In enacting HIPAA, Congress mandated the establishment of Federal standards for the privacy of individually identifiable health information. Under the patchwork of laws existing prior to adoption of HIPAA and the Privacy Rule, personal health information could be distributed—without either notice or authorization—for reasons that had nothing to do with an individual’s medical treatment or health care reimbursement. For example, unless otherwise forbidden by State or local law, without the Privacy Rule an individual’s information held by a health plan could, without the individual’s permission, be passed on to a lender who could then deny the individual’s application for a home mortgage or a credit card, or to an employer who could use it in personnel decisions. The Privacy Rule establishes a Federal floor of safeguards to protect the confidentiality of medical information. State laws which provide stronger privacy protections apply over and above the new Federal privacy standards.
Applies to all members of the UW-Madison Health Care Component.
Consistent with the HIPAA Privacy Rule, UW-Madison requires designation of a contact person or office to receive HIPAA privacy complaints from individuals and to provide further information in response to individual requests for information about matters covered by a Notice of Privacy Practices.
Reports to HIPAA Executive Board
The UW-Madison HIPAA Privacy Officer will periodically report to the HIPAA Executive Board on the number and nature of the complaints filed and the resolution of such complaints, if any.

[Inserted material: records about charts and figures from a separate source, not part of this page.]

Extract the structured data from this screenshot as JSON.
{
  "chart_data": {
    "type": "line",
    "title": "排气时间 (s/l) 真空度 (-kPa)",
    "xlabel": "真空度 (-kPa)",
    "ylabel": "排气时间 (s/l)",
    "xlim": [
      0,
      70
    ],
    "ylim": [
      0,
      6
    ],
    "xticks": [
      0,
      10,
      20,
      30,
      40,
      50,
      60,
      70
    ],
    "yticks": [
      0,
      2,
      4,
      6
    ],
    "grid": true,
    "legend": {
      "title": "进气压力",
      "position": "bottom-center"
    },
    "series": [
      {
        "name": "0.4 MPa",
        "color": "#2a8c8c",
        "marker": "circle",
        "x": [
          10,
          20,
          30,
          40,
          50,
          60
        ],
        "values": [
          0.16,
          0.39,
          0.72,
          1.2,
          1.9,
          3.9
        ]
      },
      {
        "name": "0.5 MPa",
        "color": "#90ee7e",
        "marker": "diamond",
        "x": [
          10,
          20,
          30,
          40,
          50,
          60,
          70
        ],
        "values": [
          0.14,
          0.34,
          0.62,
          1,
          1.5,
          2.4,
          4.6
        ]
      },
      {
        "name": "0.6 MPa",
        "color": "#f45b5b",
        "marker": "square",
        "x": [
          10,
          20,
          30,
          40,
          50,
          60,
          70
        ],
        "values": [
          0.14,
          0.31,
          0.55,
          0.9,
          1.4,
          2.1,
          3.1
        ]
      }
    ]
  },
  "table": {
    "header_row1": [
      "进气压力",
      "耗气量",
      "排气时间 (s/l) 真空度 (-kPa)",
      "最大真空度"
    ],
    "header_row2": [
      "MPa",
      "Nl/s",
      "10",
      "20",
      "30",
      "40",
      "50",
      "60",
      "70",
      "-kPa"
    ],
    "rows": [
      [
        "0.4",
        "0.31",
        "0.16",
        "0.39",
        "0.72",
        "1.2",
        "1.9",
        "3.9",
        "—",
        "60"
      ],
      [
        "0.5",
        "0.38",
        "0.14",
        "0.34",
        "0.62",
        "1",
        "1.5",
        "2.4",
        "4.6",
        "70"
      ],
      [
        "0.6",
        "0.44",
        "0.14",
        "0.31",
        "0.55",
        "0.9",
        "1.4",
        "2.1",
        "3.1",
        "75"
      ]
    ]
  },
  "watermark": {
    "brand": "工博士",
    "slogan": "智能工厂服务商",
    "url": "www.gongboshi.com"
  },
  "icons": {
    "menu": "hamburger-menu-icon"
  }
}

Failing to comply with this policy may result in discipline for the individual(s) responsible for such non- compliance.
Further, the US Department Health and Human Services (HHS) Office for Civil Rights (OCR) is responsible for enforcing the HIPAA Privacy and Security Rules, and an individual’s non-compliance may result in institutional non- compliance and/or an investigation by OCR. OCR attempts to resolve investigations by obtaining voluntary compliance and entering into Corrective Action Plans and Resolution Agreements. Failures to comply with HIPAA or cooperate with OCR in an investigation may result in civil and/or criminal penalties.
Additional information may be found at www.compliance.wisc.edu/hipaa
09-03-2014: Effective date of the revised policy: 09-03-2014.
03-26-2020: Effective date of the revised policy: 03-26-2020.
06-02-2021: Effective date of the revised policy: 06-02-2021.